Mes mirettes ? C’est mon atout majeur pour faire fondre les femmes. Grands bruns aux yeux vairons. Ma mère est la première à se féliciter d’avoir donné naissance à un si beau garçon. Moi, ce que j’en pense ? Cette caractéristique est un avantage considérable sur la concurrence en matière de séduction. Une musculature développée est certes, tentante, mais, un regard ténébreux aux nuances uniques ça attire toujours l’attention.
Je n’ai pas le temps de rêvasser plus longtemps, rattrapé par l’alarme de mon portable qui me rappelle à l’ordre. C’est l’heure du départ ! Je saute sur mes pieds avant de faire les dernières vérifications. J’observe un instant cet appartement qui me sert de refuge et c’est parti. Direction l’aéroport ! Valise en main, billet d’avion en poche, je me réjouis de ce voyage. Pourquoi ? Pour la simple et bonne raison que je vais profiter de mes retrouvailles avec mon plus ancien ami et, fait non négligeable, je vais avoir la possibilité de découvrir de nouvelles courbes féminines.

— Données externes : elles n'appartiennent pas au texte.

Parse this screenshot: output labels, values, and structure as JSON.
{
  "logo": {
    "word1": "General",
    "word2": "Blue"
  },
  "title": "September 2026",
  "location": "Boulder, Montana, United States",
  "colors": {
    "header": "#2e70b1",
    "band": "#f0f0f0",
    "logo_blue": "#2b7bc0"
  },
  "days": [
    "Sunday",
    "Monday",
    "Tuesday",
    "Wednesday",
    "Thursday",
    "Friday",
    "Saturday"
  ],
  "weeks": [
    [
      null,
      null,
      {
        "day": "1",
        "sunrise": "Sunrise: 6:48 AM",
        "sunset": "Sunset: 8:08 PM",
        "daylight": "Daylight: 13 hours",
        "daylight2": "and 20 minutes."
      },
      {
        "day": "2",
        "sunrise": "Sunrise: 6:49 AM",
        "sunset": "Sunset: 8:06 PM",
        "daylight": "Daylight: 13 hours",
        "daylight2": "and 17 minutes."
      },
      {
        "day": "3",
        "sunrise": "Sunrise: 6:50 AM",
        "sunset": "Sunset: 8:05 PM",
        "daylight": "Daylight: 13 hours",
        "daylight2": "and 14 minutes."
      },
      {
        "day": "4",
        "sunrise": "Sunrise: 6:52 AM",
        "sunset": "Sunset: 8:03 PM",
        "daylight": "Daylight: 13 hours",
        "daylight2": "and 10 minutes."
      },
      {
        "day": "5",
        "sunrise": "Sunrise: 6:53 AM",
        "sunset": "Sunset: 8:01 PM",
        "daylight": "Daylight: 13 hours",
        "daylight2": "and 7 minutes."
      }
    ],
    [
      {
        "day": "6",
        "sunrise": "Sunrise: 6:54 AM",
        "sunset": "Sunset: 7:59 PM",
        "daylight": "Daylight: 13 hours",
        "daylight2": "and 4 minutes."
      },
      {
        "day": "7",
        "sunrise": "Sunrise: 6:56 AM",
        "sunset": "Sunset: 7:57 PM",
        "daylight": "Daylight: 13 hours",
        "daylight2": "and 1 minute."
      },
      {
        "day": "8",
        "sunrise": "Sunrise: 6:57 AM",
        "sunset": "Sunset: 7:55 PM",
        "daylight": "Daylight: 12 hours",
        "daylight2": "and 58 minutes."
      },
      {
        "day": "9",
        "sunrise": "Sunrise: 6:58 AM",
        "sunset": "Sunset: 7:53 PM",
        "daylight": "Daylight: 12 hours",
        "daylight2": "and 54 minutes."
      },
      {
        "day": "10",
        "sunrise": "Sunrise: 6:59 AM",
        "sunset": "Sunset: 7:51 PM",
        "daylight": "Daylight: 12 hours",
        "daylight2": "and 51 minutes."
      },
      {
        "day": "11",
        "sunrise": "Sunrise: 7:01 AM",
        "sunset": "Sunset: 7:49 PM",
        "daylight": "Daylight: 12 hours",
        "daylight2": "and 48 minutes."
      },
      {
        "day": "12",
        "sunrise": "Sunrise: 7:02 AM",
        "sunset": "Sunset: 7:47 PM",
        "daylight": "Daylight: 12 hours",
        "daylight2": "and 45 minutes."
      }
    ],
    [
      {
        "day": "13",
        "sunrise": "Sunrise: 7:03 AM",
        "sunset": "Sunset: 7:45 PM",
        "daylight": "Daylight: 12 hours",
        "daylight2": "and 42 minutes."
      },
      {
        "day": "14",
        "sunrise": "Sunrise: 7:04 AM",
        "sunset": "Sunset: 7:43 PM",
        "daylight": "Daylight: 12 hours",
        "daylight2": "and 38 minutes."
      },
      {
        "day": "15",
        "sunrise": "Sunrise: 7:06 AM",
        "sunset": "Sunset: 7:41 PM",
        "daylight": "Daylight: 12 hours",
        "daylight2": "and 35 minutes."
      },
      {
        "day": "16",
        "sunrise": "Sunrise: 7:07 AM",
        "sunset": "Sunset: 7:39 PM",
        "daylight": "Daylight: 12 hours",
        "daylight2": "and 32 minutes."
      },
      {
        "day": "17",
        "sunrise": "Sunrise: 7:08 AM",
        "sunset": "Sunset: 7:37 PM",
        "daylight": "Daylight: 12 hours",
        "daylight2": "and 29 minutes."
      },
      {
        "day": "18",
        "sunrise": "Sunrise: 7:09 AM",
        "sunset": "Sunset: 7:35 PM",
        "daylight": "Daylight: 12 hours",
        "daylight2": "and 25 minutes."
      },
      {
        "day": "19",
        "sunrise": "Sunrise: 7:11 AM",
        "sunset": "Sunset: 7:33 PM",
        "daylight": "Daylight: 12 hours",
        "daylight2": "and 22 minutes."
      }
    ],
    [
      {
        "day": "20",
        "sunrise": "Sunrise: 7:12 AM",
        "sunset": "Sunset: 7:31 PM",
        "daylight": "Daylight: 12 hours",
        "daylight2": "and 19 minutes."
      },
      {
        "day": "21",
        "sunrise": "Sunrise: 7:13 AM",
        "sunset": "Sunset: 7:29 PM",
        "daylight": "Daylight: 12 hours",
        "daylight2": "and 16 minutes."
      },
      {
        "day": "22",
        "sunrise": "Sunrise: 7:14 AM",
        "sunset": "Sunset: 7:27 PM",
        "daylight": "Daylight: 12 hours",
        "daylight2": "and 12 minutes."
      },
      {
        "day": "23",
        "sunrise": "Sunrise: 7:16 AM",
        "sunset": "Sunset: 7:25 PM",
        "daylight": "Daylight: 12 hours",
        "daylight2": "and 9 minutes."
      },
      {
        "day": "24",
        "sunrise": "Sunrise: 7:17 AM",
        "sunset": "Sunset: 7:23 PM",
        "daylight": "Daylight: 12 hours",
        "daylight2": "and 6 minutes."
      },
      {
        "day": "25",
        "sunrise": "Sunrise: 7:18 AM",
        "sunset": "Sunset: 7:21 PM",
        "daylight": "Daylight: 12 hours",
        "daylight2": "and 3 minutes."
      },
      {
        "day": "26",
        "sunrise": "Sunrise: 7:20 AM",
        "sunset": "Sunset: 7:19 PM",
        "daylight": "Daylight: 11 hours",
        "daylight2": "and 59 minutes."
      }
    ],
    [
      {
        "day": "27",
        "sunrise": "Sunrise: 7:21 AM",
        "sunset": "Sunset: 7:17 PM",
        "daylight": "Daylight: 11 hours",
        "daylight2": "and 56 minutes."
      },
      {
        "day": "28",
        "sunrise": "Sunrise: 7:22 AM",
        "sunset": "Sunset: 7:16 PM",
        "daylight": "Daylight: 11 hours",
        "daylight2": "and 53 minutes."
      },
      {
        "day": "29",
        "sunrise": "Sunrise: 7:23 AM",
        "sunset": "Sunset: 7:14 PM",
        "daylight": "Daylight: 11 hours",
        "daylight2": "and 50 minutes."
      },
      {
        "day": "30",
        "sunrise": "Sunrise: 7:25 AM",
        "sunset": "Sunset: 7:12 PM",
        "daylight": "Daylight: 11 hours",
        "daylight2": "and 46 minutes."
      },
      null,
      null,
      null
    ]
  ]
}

L’important reste mon article. Bien sûr.
Et j’envisage mes recherches avec sérieux. Les informations collectées jusqu’à présent sont assez complètes, mais je compte m’appuyer sur les connaissances d’Arthur pour ajouter des arguments infaillibles. Il m’a, pour l’occasion, promis un séjour sur les eaux pour m’aider à analyser la situation au « cœur du désastre ». Et je sens que lui et son équipe auront des réponses encore inédites pour les consommateurs.

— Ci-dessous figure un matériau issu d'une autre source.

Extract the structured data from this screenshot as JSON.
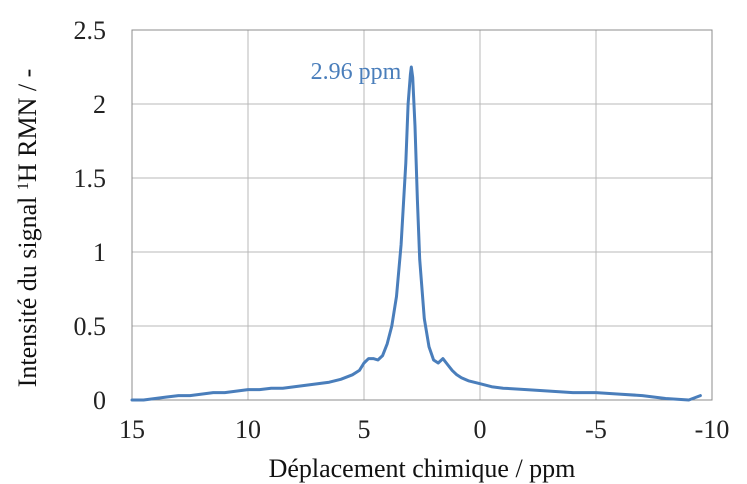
{
  "chart_data": {
    "type": "line",
    "title": "",
    "xlabel": "Déplacement chimique / ppm",
    "ylabel_prefix": "Intensité du signal ",
    "ylabel_sup": "1",
    "ylabel_suffix": "H RMN / -",
    "xlim": [
      15,
      -10
    ],
    "ylim": [
      0,
      2.5
    ],
    "x_reversed": true,
    "grid": true,
    "x_ticks": [
      15,
      10,
      5,
      0,
      -5,
      -10
    ],
    "x_tick_labels": [
      "15",
      "10",
      "5",
      "0",
      "-5",
      "-10"
    ],
    "y_ticks": [
      0,
      0.5,
      1,
      1.5,
      2,
      2.5
    ],
    "y_tick_labels": [
      "0",
      "0.5",
      "1",
      "1.5",
      "2",
      "2.5"
    ],
    "annotations": [
      {
        "text": "2.96 ppm",
        "x": 2.96,
        "y": 2.25
      }
    ],
    "series": [
      {
        "color": "#4a7ebb",
        "x": [
          15.0,
          14.5,
          14.0,
          13.5,
          13.0,
          12.5,
          12.0,
          11.5,
          11.0,
          10.5,
          10.0,
          9.5,
          9.0,
          8.5,
          8.0,
          7.5,
          7.0,
          6.5,
          6.0,
          5.5,
          5.2,
          5.0,
          4.8,
          4.6,
          4.4,
          4.2,
          4.0,
          3.8,
          3.6,
          3.4,
          3.2,
          3.1,
          3.0,
          2.96,
          2.9,
          2.8,
          2.7,
          2.6,
          2.4,
          2.2,
          2.0,
          1.8,
          1.6,
          1.4,
          1.2,
          1.0,
          0.8,
          0.5,
          0.0,
          -0.5,
          -1.0,
          -2.0,
          -3.0,
          -4.0,
          -5.0,
          -6.0,
          -7.0,
          -8.0,
          -9.0,
          -9.5
        ],
        "y": [
          0.0,
          0.0,
          0.01,
          0.02,
          0.03,
          0.03,
          0.04,
          0.05,
          0.05,
          0.06,
          0.07,
          0.07,
          0.08,
          0.08,
          0.09,
          0.1,
          0.11,
          0.12,
          0.14,
          0.17,
          0.2,
          0.25,
          0.28,
          0.28,
          0.27,
          0.3,
          0.38,
          0.5,
          0.7,
          1.05,
          1.6,
          2.0,
          2.2,
          2.25,
          2.18,
          1.85,
          1.35,
          0.95,
          0.55,
          0.36,
          0.27,
          0.25,
          0.28,
          0.24,
          0.2,
          0.17,
          0.15,
          0.13,
          0.11,
          0.09,
          0.08,
          0.07,
          0.06,
          0.05,
          0.05,
          0.04,
          0.03,
          0.01,
          0.0,
          0.03
        ]
      }
    ]
  }
}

En attendant, c’est armé de mon billet de transport que je me dirige en vitesse vers ma porte d’embarquement. Comme à mon habitude, je suis tout juste dans les temps. Grand retardataire, je me félicite presque d’être à l’heure pour le départ. Ce qui a le don de faire rire la charmante hôtesse de l’air qui scanne le bout de papier me permettant de monter dans l’avion. Elle rougit en posant son regard sur le mien. Mais l’agent de la sécurité qui l’accompagne me coupe l’herbe sous le pied en me pressant, m’ordonnant d’avancer.
Enfin !
Installé à ma place, je suis un des plus heureux passagers de l’avion, avec mon fauteuil près d’un hublot. Admirer la vue du haut des nuages est un bonus que j’adore. Et à moins que le vieil homme à côté de moi trouve un moyen de détourner mon attention, durant nos deux heures de vol, je compte me délecter de cette vue au maximum.

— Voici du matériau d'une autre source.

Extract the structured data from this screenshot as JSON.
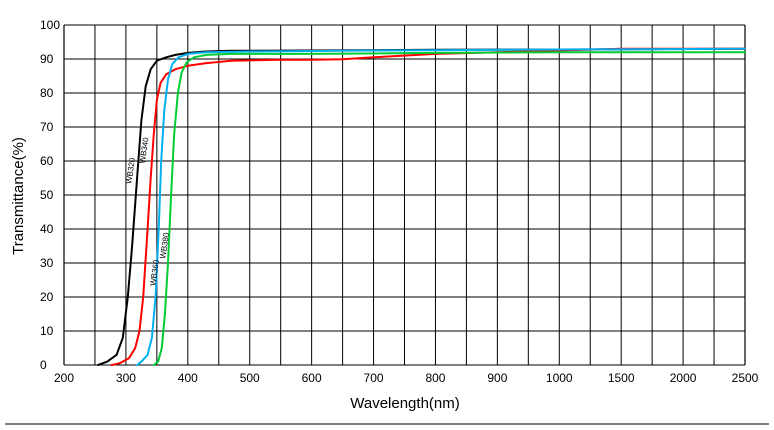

Cependant avant d’envisager d’admirer le ciel, je profite avec plaisir des populaires explications des normes de sécurité avec nos belles hôtesses de l’air comme maîtresses de cérémonie. Je me régale des lignes offertes par leur uniforme, avant d’être surpris par mon compagnon de voyage. Je hausse les épaules et m’enfonce dans mon siège, tel un gosse. Puis, c’est le décollage et le moment pour moi de me laisser submerger par mes pensées.
Bordeaux, cette ville que j’ai quittée depuis longtemps, pourrait-elle être ma chance de découvrir une femme qui saurait conquérir mon cœur ? Peut-être que ce retour aux sources, aux côtés de mes deux amis, pourra me conduire vers un renouveau. Après tout, une nouvelle enquête est l’ouverture d’un nouveau sujet. Un séjour pour tout changer.